Cryonics provider Alcor have today published their position on aldehyde-stabilized cryopreservation. This is the vitrification methodology used by 21st Century Medicine to win the first stage of the Brain Preservation Prize earlier this month. The researchers demonstrated exceptional preservation of fine structure in mammalian brains, which by the present consensus in neurobiology is a compelling argument that the data of the mind encoded in that structure is also preserved. This in turn lends weight of validation to the existing methods of vitrification used by the cryonics industry, and can be placed alongside last year's results showing preservation of memory in vitrified and restored nematode worms.

It is worth noting that end goals are not aligned among advocates for cryopreservation and other forms of tissue preservation that can in principle maintain the data of the mind. This is important because end goals steer today's decisions on research, development, and advocacy, such as the type of approach used to preserve brain tissue. There is a strong contingent, the Brain Preservation Foundation founders among their number, that sees cryopreservation as a step on the road towards mind uploading. Their expectation is that preserved minds will be scanned and run in emulation, the original cryopreserved brain discarded or destroyed in the process. From this viewpoint, tissue restoration isn't even a question, and it certainly isn't a goal to optimize for. All optimization of technique should go towards provable preservation.

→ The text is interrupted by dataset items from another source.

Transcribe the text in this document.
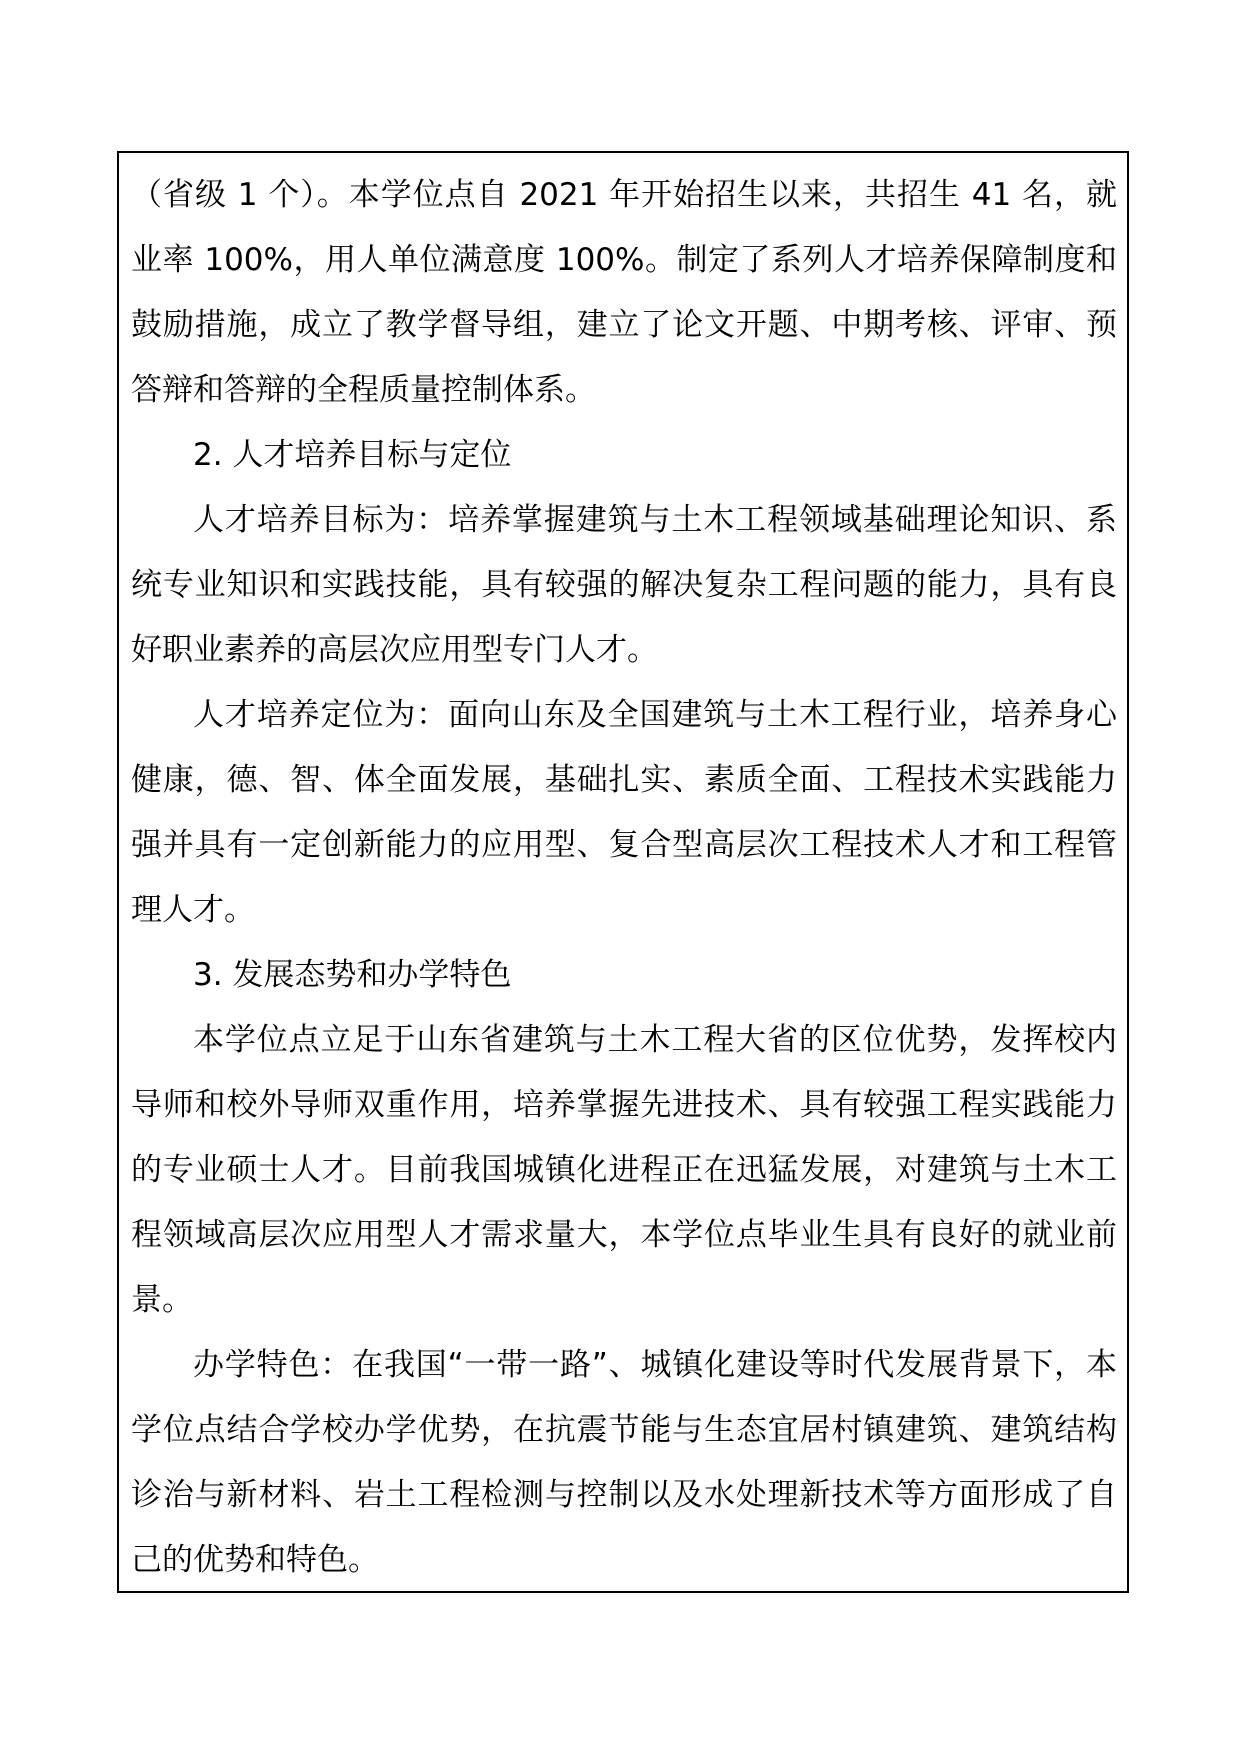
（省级 1 个）。本学位点自 2021 年开始招生以来，共招生 41 名，就业率 100%，用人单位满意度 100%。制定了系列人才培养保障制度和鼓励措施，成立了教学督导组，建立了论文开题、中期考核、评审、预答辩和答辩的全程质量控制体系。

2. 人才培养目标与定位

人才培养目标为：培养掌握建筑与土木工程领域基础理论知识、系统专业知识和实践技能，具有较强的解决复杂工程问题的能力，具有良好职业素养的高层次应用型专门人才。

人才培养定位为：面向山东及全国建筑与土木工程行业，培养身心健康，德、智、体全面发展，基础扎实、素质全面、工程技术实践能力强并具有一定创新能力的应用型、复合型高层次工程技术人才和工程管理人才。

3. 发展态势和办学特色

本学位点立足于山东省建筑与土木工程大省的区位优势，发挥校内导师和校外导师双重作用，培养掌握先进技术、具有较强工程实践能力的专业硕士人才。目前我国城镇化进程正在迅猛发展，对建筑与土木工程领域高层次应用型人才需求量大，本学位点毕业生具有良好的就业前景。

办学特色：在我国“一带一路”、城镇化建设等时代发展背景下，本学位点结合学校办学优势，在抗震节能与生态宜居村镇建筑、建筑结构诊治与新材料、岩土工程检测与控制以及水处理新技术等方面形成了自己的优势和特色。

Those of us who think that a copy is not the self, and that the original tissue must be restored in order for a preserved individual to actually survive, have different and arguably harder goals. Not only do we want provable preservation of neural structure but we also want to make life easier for those who will one day work to restore the archives of cryopreserved brains. In this I find myself on the fence; I'm not certain that the additional chemical entanglements of, for example, aldehyde fixation raise the bar that much in comparison to what we already know future restoration requires. Molecular nanotechnology, a full understanding of brain biochemistry, and absolute control over cellular biochemistry are the plausible requirements at the high level, and communities or entities capable of deploying that mix of capabilities shouldn't be much daunted by whatever we have done today, provided that we succeeded in preserving the structure and did not destroy the biological macromolecules involved.